薬疹は、病院で処方された薬や市販されている薬などを服用した際に発症する発疹です。漢方薬などの生薬でも発症し、サプリメントや健康食品などでも起こることがあります。
薬を体内に摂取してから薬疹が現れるまでの期間には、短いものから長いものまでさまざまで、時には数週間〜数年以上かかる場合があります。一般的には初めて摂取する薬であれば薬疹の発症までに2週間前後かかる場合が多く、発症までに一定の期間が必要ですが、以前に摂取したことがある薬の場合は、摂取後すぐに薬疹が現れることがあります。
薬疹の現れ方には様々な種類があるため、他の皮膚病との区別が難しいことも多いです。そのため、薬疹の原因の特定や治療をするためには、過去にどのような薬を処方されていたかが重要になりますので、お薬手帳などを用いて自分の服薬履歴をきちんと記録し把握して、必要があれば家族や医療機関に開示できるようにしておくことが大切です。また過去に薬疹と診断されたり疑われたりしたことがあれば、その薬剤の種類や名前もお薬手帳などにご自分で記録しておくことも大切です。

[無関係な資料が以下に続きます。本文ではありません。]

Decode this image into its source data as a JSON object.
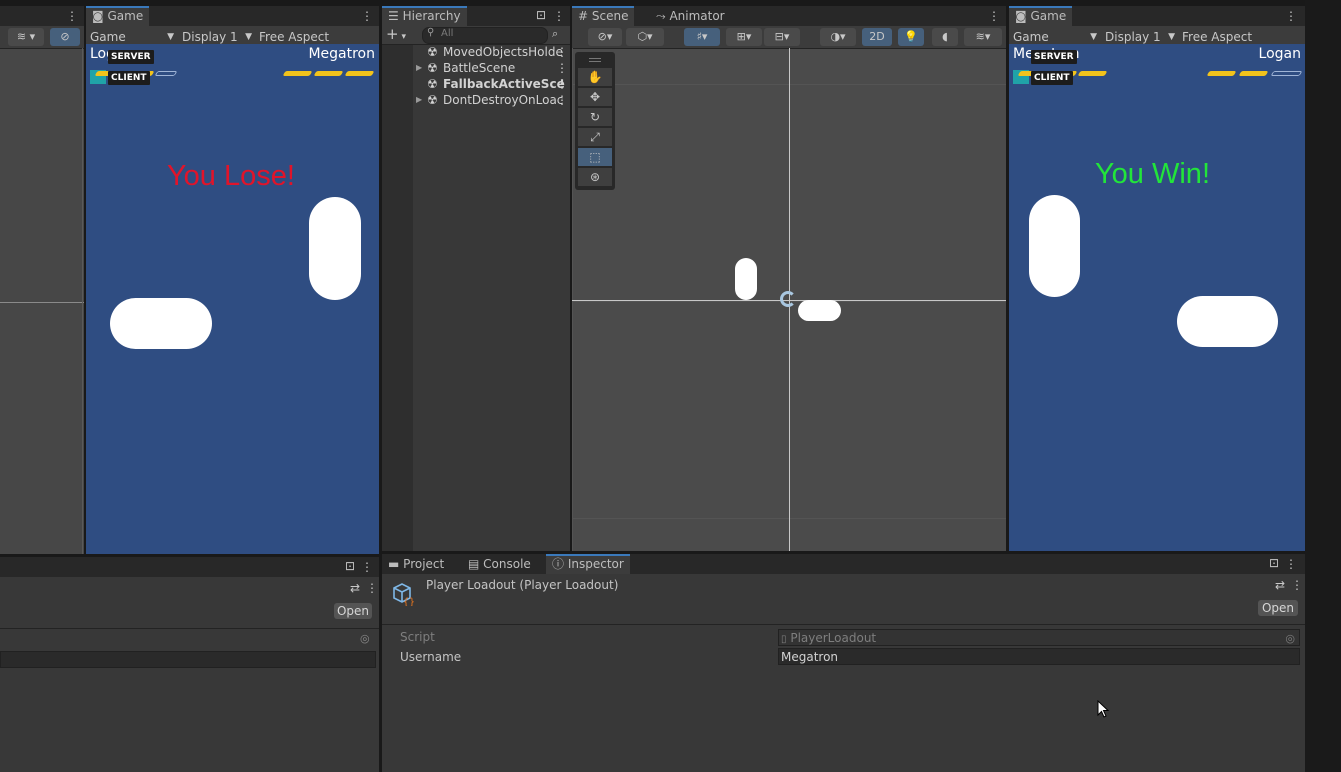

薬疹の中で、口や目のまわりに症状が現れたり、発熱や水ぶくれが見られた場合は重症化のサインです。また薬疹には肝機能障害や腎機能障害、ときには肺炎などを合併することがあります。重症化すると後遺症が残ったり、時には命にかかわるケースがあります。薬を服用中に皮膚に異常を感じたり、薬疹の疑いがある場合はすぐにかかりつけ医や皮膚科に相談してください。その場合、お薬手帳や薬の服薬履歴がわかるものを持参するとスムーズです。

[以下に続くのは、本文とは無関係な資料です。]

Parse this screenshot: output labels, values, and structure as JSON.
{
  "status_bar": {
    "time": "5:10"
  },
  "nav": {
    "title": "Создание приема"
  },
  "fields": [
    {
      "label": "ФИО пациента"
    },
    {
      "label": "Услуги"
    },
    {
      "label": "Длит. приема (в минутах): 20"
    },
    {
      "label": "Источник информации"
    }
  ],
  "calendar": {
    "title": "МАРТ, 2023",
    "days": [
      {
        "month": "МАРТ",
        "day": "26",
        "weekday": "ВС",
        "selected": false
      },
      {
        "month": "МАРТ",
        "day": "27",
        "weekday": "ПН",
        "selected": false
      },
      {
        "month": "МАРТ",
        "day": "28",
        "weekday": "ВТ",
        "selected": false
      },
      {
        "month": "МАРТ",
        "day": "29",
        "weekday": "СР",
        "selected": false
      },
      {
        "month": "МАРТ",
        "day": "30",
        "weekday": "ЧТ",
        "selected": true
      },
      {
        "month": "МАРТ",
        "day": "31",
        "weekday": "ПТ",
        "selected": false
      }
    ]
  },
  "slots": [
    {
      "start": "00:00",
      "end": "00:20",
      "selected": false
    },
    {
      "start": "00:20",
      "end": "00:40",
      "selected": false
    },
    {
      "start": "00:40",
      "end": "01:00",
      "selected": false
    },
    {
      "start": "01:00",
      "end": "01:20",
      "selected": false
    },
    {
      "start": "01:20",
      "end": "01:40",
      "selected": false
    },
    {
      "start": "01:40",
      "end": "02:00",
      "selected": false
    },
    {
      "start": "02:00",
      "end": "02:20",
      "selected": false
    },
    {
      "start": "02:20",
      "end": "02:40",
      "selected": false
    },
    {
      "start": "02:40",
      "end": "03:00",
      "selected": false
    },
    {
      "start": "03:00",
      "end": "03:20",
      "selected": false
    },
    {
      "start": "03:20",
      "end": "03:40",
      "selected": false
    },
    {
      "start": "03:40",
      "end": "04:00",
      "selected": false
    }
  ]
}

どんな薬でも薬疹の原因になり得ます。よく原因となる薬は抗菌薬、解熱剤、鎮痛剤などですが、市販薬やサプリメント、ビタミン剤、漢方薬などでも原因となります。
薬の持つ薬理作用が薬疹を起こす場合や、薬剤の成分に対するアレルギー反応によって起こる場合があります。また薬とウィルス感染が同時に存在することによって起こる薬疹もあります。アレルギー反応の場合は、薬に対して反応するような細胞や抗体をもっている方のみが薬疹を引き起こします。
【生活指導】
日常生活の中から原因となる薬を取り除く必要があります。薬によっては急に使用をやめると身体に害をもたらす場合がありますので、薬を中止したり変更する場合や減量する場合は、必ず医師と相談してください。

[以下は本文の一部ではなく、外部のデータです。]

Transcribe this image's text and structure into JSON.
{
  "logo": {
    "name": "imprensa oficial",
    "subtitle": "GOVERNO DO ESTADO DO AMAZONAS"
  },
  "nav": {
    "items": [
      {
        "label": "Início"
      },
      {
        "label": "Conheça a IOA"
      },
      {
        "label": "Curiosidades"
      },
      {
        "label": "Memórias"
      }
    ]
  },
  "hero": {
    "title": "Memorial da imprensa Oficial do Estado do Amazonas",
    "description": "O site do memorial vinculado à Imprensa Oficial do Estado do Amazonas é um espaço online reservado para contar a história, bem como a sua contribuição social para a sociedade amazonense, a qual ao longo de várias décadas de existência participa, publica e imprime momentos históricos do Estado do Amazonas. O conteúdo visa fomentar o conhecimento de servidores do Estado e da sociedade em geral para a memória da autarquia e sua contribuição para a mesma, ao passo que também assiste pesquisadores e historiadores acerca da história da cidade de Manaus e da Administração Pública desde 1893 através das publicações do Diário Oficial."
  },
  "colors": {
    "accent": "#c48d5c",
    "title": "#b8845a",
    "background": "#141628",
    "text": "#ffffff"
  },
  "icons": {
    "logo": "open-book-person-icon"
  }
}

薬をやめても体内から薬の影響が消えるまでには時間がかかるので、服薬を中止してもしばらくは薬疹が消えずむしろ悪化する場合がありますが、 通常は薬の影響が弱くなるととともに薬疹もその後改善してきます。
【薬物療法】
・ステロイド(副腎皮質ホルモン)
症状にあわせて使用します。多くの場合は原因薬剤を中止し、ステロイドの外用剤を用いることで改善しますが、重症の薬疹の場合はステロイドの内服投与を行ったり、注射や点滴で使用される場合があります。
内服や点滴でステロイドの大量投与が必要な重症の薬疹の場合は、入院治療が必要になります。
・抗アレルギー薬
かゆみやアレルギーを抑えます。